Follow up for “Unique Paths”:
Now consider if some obstacles are added to the grids. How many unique paths would there be?
An obstacle and empty space is marked as 1 and 0 respectively in the grid.
Example
For example,
There is one obstacle in the middle of a 3×3 grid as illustrated below.

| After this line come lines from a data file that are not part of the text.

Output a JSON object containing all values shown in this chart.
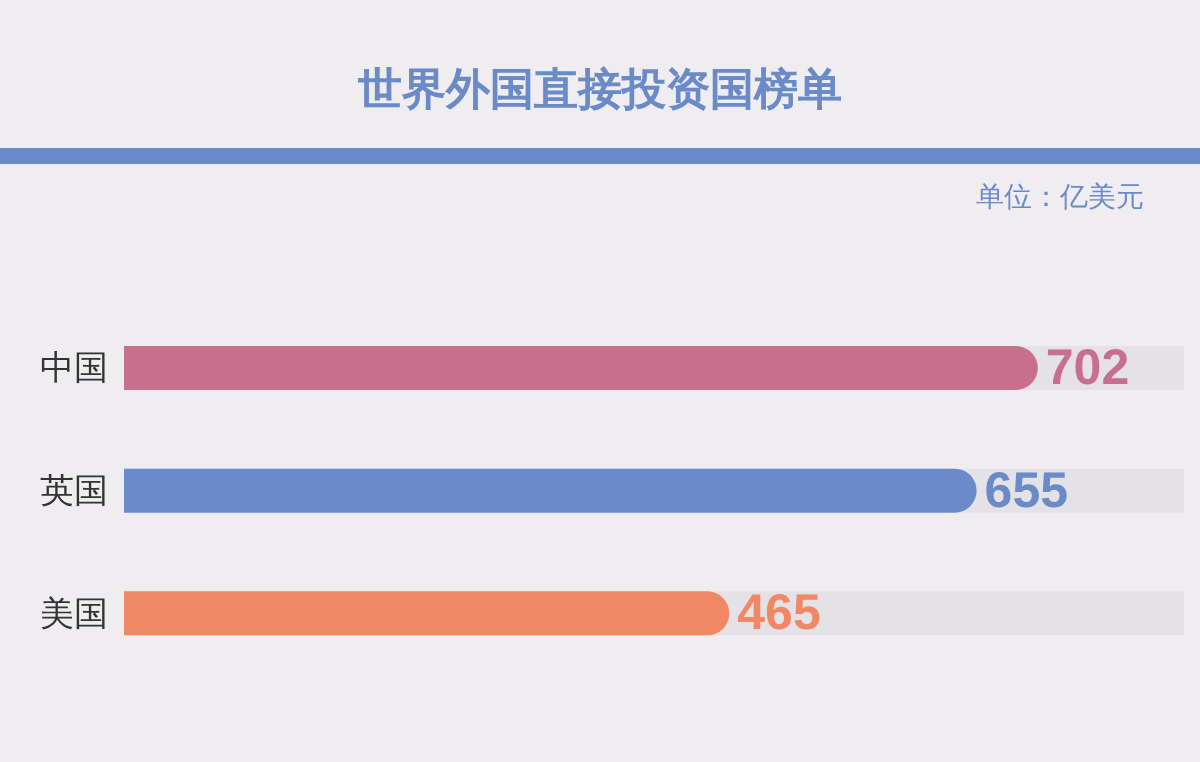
{
  "chart_data": {
    "type": "bar",
    "orientation": "horizontal",
    "title": "世界外国直接投资国榜单",
    "annotations": [
      "单位：亿美元"
    ],
    "categories": [
      "中国",
      "英国",
      "美国"
    ],
    "values": [
      702,
      655,
      465
    ],
    "colors": [
      "#c96f8e",
      "#6a8ac8",
      "#f08765"
    ],
    "data_labels": true,
    "grid": false,
    "legend": false
  }
}
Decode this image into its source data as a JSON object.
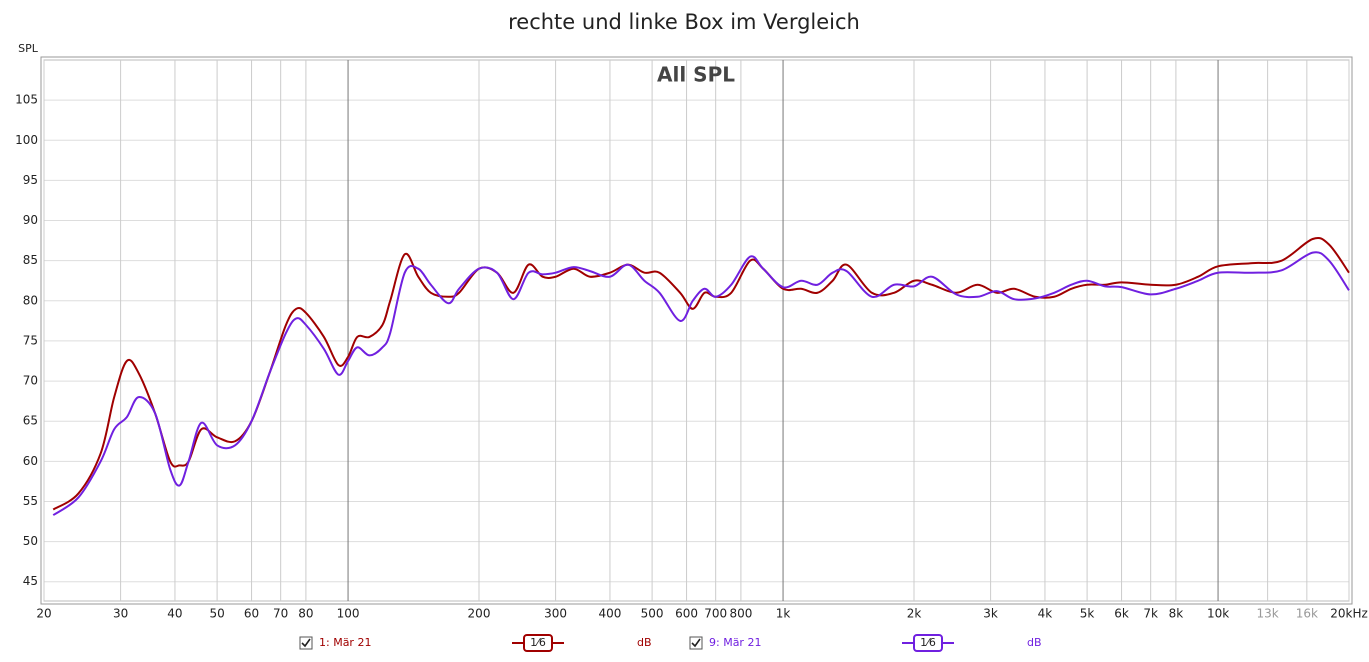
{
  "chart_data": {
    "type": "line",
    "title": "rechte und linke Box im Vergleich",
    "subtitle": "All SPL",
    "y_label": "SPL",
    "x_scale": "log",
    "grid": true,
    "xlim": [
      20,
      20000
    ],
    "ylim": [
      42.6,
      110
    ],
    "xticks": [
      20,
      30,
      40,
      50,
      60,
      70,
      80,
      100,
      200,
      300,
      400,
      500,
      600,
      700,
      800,
      {
        "value": 1000,
        "label": "1k"
      },
      {
        "value": 2000,
        "label": "2k"
      },
      {
        "value": 3000,
        "label": "3k"
      },
      {
        "value": 4000,
        "label": "4k"
      },
      {
        "value": 5000,
        "label": "5k"
      },
      {
        "value": 6000,
        "label": "6k"
      },
      {
        "value": 7000,
        "label": "7k"
      },
      {
        "value": 8000,
        "label": "8k"
      },
      {
        "value": 10000,
        "label": "10k"
      },
      {
        "value": 13000,
        "label": "13k"
      },
      {
        "value": 16000,
        "label": "16k"
      },
      {
        "value": 20000,
        "label": "20kHz"
      }
    ],
    "yticks": [
      45,
      50,
      55,
      60,
      65,
      70,
      75,
      80,
      85,
      90,
      95,
      100,
      105
    ],
    "x": [
      21,
      24,
      27,
      29,
      31,
      33,
      36,
      39,
      41,
      43,
      46,
      50,
      55,
      60,
      66,
      72,
      76,
      80,
      88,
      95,
      100,
      105,
      112,
      120,
      125,
      135,
      145,
      155,
      170,
      180,
      200,
      220,
      240,
      260,
      280,
      300,
      330,
      360,
      400,
      440,
      480,
      520,
      580,
      620,
      660,
      700,
      760,
      840,
      900,
      1000,
      1100,
      1200,
      1300,
      1400,
      1600,
      1800,
      2000,
      2200,
      2500,
      2800,
      3100,
      3400,
      3800,
      4200,
      4600,
      5000,
      5500,
      6000,
      7000,
      8000,
      9000,
      10000,
      12000,
      14000,
      16500,
      18000,
      20000
    ],
    "series": [
      {
        "name": "1: Mär 21",
        "smoothing": "1⁄6",
        "unit": "dB",
        "color": "#a00000",
        "values": [
          54,
          56,
          61,
          68,
          72.5,
          71,
          66,
          60,
          59.5,
          60,
          64,
          63,
          62.5,
          65,
          71,
          77,
          79,
          78.5,
          75.5,
          72,
          73,
          75.5,
          75.5,
          77,
          80,
          85.8,
          83,
          81,
          80.5,
          81,
          84,
          83.5,
          81,
          84.5,
          83,
          83,
          84,
          83,
          83.5,
          84.5,
          83.5,
          83.5,
          81,
          79,
          81,
          80.5,
          81,
          85,
          84,
          81.5,
          81.5,
          81,
          82.5,
          84.5,
          81,
          81,
          82.5,
          82,
          81,
          82,
          81,
          81.5,
          80.5,
          80.5,
          81.5,
          82,
          82,
          82.3,
          82,
          82,
          83,
          84.3,
          84.7,
          85,
          87.7,
          87,
          83.5
        ]
      },
      {
        "name": "9: Mär 21",
        "smoothing": "1⁄6",
        "unit": "dB",
        "color": "#7020e0",
        "values": [
          53.3,
          55.5,
          60,
          64,
          65.5,
          68,
          66,
          59,
          57,
          60,
          64.8,
          62,
          62,
          65,
          71,
          76,
          77.8,
          77,
          74,
          70.8,
          72.5,
          74.2,
          73.2,
          74.2,
          76,
          83.5,
          84,
          82,
          79.7,
          81.5,
          84,
          83.5,
          80.2,
          83.5,
          83.3,
          83.5,
          84.2,
          83.7,
          83,
          84.5,
          82.5,
          81,
          77.5,
          80,
          81.5,
          80.5,
          82,
          85.5,
          84,
          81.7,
          82.5,
          82,
          83.5,
          83.7,
          80.5,
          82,
          81.8,
          83,
          80.8,
          80.5,
          81.2,
          80.2,
          80.3,
          81,
          82,
          82.5,
          81.8,
          81.7,
          80.8,
          81.5,
          82.5,
          83.5,
          83.5,
          83.8,
          86,
          85,
          81.3
        ]
      }
    ]
  }
}
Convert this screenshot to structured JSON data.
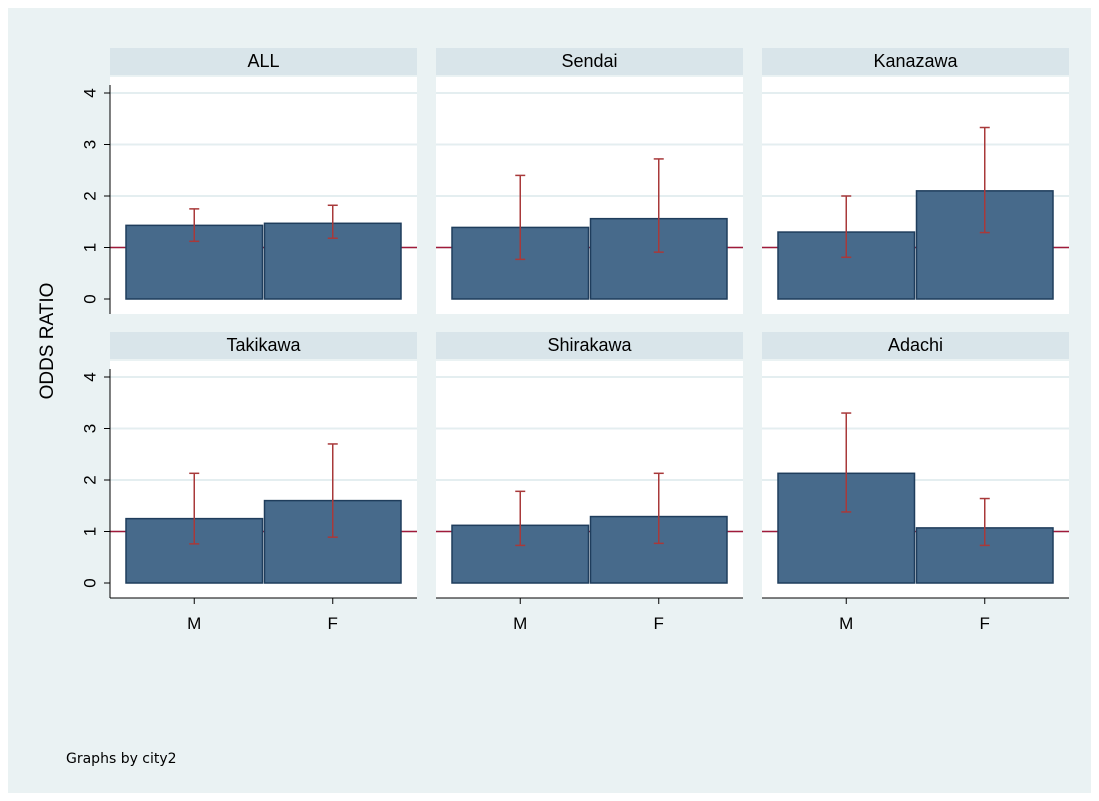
{
  "chart_data": {
    "type": "bar",
    "ylabel": "ODDS RATIO",
    "note": "Graphs by city2",
    "categories": [
      "M",
      "F"
    ],
    "ylim": [
      0,
      4
    ],
    "yticks": [
      "0",
      "1",
      "2",
      "3",
      "4"
    ],
    "reference_line": 1,
    "grid": true,
    "colors": {
      "bar": "#476a8b",
      "bar_edge": "#1f3d5c",
      "error_bar": "#a8393a",
      "reference_line": "#a01a3a",
      "strip": "#d9e5ea",
      "background": "#eaf2f3",
      "grid": "#e4eef0"
    },
    "panels": [
      {
        "title": "ALL",
        "values": [
          1.43,
          1.47
        ],
        "ci_low": [
          1.12,
          1.18
        ],
        "ci_high": [
          1.75,
          1.82
        ]
      },
      {
        "title": "Sendai",
        "values": [
          1.39,
          1.56
        ],
        "ci_low": [
          0.77,
          0.91
        ],
        "ci_high": [
          2.4,
          2.72
        ]
      },
      {
        "title": "Kanazawa",
        "values": [
          1.3,
          2.1
        ],
        "ci_low": [
          0.81,
          1.29
        ],
        "ci_high": [
          2.0,
          3.33
        ]
      },
      {
        "title": "Takikawa",
        "values": [
          1.25,
          1.6
        ],
        "ci_low": [
          0.76,
          0.89
        ],
        "ci_high": [
          2.13,
          2.7
        ]
      },
      {
        "title": "Shirakawa",
        "values": [
          1.12,
          1.29
        ],
        "ci_low": [
          0.73,
          0.77
        ],
        "ci_high": [
          1.78,
          2.13
        ]
      },
      {
        "title": "Adachi",
        "values": [
          2.13,
          1.07
        ],
        "ci_low": [
          1.38,
          0.73
        ],
        "ci_high": [
          3.3,
          1.64
        ]
      }
    ]
  }
}
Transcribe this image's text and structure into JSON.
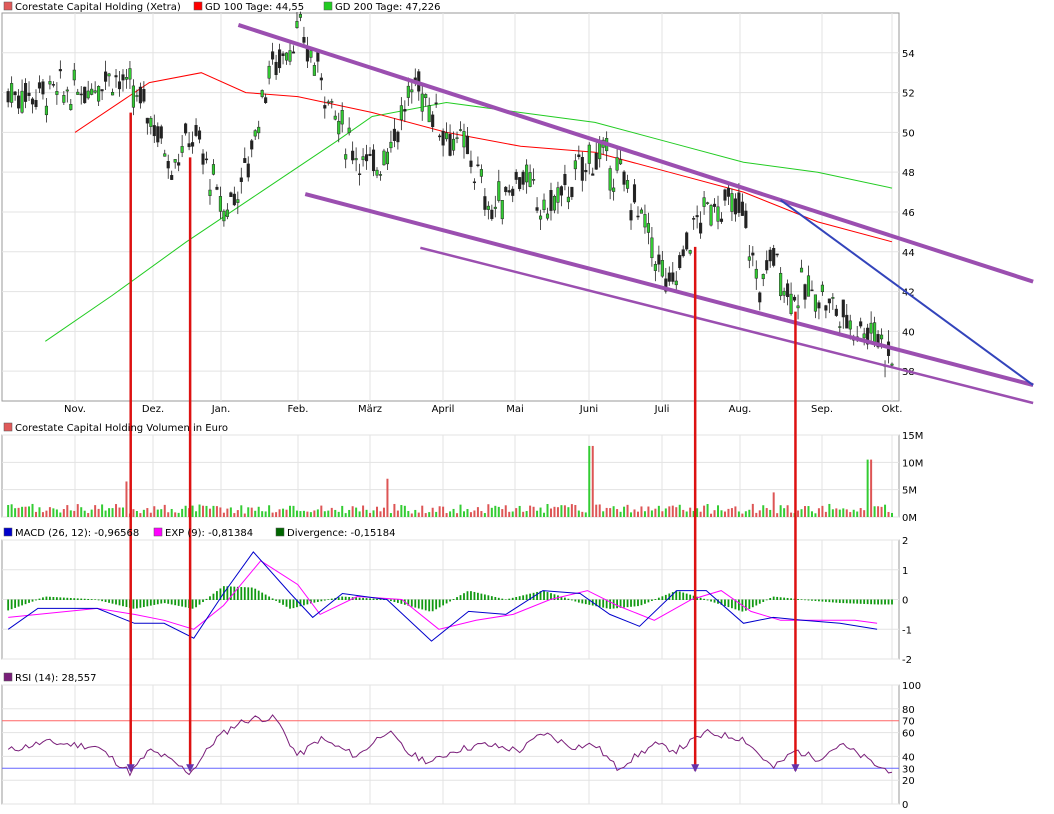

[ [0,0,0], [0,1,0], [0,0,0] ]
The total number of unique paths is 2.
Note
m and n will be at most 100.
public int uniquePathsWithObstacles(int[][] obstacleGrid) {
// write your code here
if (obstacleGrid == null || obstacleGrid.length == 0 || obstacleGrid[0].length == 0 || obstacleGrid[0][0] == 1) {
return 0;
}
int row = obstacleGrid.length;
int col = obstacleGrid[0].length;
int[][] path = new int[row][col];
path[0][0] = 1;
//init first col
for (int i = 1; i < row; i++) {
path[i][0] = obstacleGrid[i][0] == 1 ? 0 : path[i - 1][0];
}
//init first row
for (int j = 1; j < col; j++) {
path[0][j] = obstacleGrid[0][j] == 1 ? 0 : path[0][j - 1];
}
for (int i = 1; i < row; i++) {
for (int j = 1; j < col; j++) {
path[i][j] = obstacleGrid[i][j] == 1 ? 0 : path[i - 1][j] + path[i][j - 1];
}
}
return path[row - 1][col - 1];
}